Fitzpatricks Report reveals nearly 30 per cent jump in home building approvals in 2015-16

Richard Fitzpatrick says a healthy population growth is behind Wagga's strong home construction and real estate market.

Richard Fitzpatrick says a healthy population growth is behind Wagga's strong home construction and real estate market.

A NEARLY 30 per cent jump in Wagga house building approvals last financial year could be repeated as pent up demand and continuing low interest rates drive good times in construction.

According to the latest annual retrospective analysis of the Wagga property market by Fitzpatricks Real Estate, the city council approved 493 residential buildings in the 2015-16 financial year, an increase of 29.3 per cent over the previous 12 months.

Fitzpatricks director, Richard Fitzpatrick, said it was his guess the following year’s approval rate would be similar, but would then ease because the high growth rate was not sustainable.

Mr Fitzpatrick said Wagga’s strong population growth – it increased by 897 in 2015-16 and is forecast to reach 80,410 in 20 years if the current growth rate of 1.4 per cent is maintained – was a major factor behind the boom.

“It comes back to population growth,” he said.

“If you have another 800 or 900 people a year that is more than 300 dwellings needed each year.”

There was a 10 per cent increase in house sales and a 6.25 per cent rise in the median house price to $340,000 in 2015-16.

Prices and sales have dipped since July, but that has been blamed on short-term factors, such the wet and cold winter delaying the traditional spring sales upswing.

Already, there has been a bounce back, according to Mr Fitzpatrick, with his firm selling 10 houses in the past week.

“Ten in a week is a very good figure when last financial year there were 1137 houses sold in Wagga,” Mr Fitzpatrick said.

Mr Fitzpatrick said a low 2.18 per cent residential rental vacancy rate augured well for property investment for the third year in a row.

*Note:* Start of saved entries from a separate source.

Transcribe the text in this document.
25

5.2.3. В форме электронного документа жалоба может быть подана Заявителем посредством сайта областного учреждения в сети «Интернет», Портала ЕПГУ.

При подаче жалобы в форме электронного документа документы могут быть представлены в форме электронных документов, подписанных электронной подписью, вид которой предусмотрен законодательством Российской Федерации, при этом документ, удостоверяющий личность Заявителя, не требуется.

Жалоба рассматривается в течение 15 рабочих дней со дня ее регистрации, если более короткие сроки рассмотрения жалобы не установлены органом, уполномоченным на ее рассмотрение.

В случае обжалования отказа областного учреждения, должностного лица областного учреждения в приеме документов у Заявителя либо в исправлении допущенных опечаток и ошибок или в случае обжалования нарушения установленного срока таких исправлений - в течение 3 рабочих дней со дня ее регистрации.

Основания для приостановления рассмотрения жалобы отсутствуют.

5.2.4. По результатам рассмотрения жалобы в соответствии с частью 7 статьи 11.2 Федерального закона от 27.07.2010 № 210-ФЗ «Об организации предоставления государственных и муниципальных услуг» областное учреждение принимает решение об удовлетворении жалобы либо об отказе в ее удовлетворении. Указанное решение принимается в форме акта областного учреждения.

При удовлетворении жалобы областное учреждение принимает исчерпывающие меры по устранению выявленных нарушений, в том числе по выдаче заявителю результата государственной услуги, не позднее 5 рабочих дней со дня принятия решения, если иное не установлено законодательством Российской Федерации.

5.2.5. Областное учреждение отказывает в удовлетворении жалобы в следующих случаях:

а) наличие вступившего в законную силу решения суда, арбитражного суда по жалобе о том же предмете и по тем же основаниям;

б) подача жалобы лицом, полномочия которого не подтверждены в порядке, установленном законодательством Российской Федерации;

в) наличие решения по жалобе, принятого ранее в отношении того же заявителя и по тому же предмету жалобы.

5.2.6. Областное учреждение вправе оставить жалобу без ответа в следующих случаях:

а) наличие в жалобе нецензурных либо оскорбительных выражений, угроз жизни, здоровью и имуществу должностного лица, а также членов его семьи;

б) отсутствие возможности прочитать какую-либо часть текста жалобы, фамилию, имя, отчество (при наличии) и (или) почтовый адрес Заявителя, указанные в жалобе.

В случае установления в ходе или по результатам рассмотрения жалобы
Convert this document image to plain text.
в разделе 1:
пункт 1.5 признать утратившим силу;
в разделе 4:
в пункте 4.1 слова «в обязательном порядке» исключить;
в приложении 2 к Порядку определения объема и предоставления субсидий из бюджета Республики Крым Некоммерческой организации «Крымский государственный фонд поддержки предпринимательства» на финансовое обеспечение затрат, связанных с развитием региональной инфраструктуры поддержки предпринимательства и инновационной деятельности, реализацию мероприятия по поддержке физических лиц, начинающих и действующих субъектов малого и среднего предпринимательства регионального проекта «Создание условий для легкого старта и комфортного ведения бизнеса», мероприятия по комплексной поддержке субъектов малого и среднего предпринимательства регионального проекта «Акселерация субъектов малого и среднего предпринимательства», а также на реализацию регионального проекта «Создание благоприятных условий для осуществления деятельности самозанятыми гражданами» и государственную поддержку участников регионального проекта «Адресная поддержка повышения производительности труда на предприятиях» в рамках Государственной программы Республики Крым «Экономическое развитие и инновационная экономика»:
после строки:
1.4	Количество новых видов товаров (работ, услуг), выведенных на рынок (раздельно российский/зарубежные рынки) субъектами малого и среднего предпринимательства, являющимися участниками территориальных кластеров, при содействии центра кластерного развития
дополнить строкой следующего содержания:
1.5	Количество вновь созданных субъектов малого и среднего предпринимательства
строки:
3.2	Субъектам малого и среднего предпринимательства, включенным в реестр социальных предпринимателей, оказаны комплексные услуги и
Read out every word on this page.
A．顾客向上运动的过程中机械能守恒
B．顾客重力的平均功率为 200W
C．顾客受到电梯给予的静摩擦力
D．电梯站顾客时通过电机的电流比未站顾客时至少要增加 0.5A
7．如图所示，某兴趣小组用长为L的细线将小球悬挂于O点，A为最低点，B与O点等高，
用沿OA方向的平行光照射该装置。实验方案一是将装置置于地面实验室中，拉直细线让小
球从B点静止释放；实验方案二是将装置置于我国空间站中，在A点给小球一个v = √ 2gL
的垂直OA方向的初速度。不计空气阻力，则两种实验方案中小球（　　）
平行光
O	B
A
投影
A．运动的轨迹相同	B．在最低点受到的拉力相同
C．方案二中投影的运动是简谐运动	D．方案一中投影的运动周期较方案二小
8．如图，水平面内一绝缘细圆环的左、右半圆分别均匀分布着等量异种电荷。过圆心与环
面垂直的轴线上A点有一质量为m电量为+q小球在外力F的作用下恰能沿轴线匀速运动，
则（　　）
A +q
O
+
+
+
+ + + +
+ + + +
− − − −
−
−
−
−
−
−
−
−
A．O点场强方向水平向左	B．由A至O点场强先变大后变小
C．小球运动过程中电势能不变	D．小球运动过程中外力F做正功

Tatton was Wagga’s most expensive suburb in which to buy, according to Fitzpatrick’s sales, with a median house price of $495,000.

It was followed by Boorooma ($425,000) Bourkelands ($415,000), Lloyd ($409,000) and Gobbagombalin ($395,000).

The five cheapest suburbs were Mount Austin ($228,500), Ashmont ($233,500), Tolland ($237,500), Kooringal ($295,000) and Glenfield Park ($309,500).

These prices compare to $621,000 for NSW and $1.022 million for Sydney.

The average weekly rent for a house in Wagga last financial year was $330, up 3.125 per cent, while the average rent for a home unit was $260, up 4 per cent.

Wagga households spent 31.1 per cent of their income paying back their mortgages compared to the state average of 37.18 per cent. Some 322 residential blocks were sold in Wagga last financial year, up 18 per cent.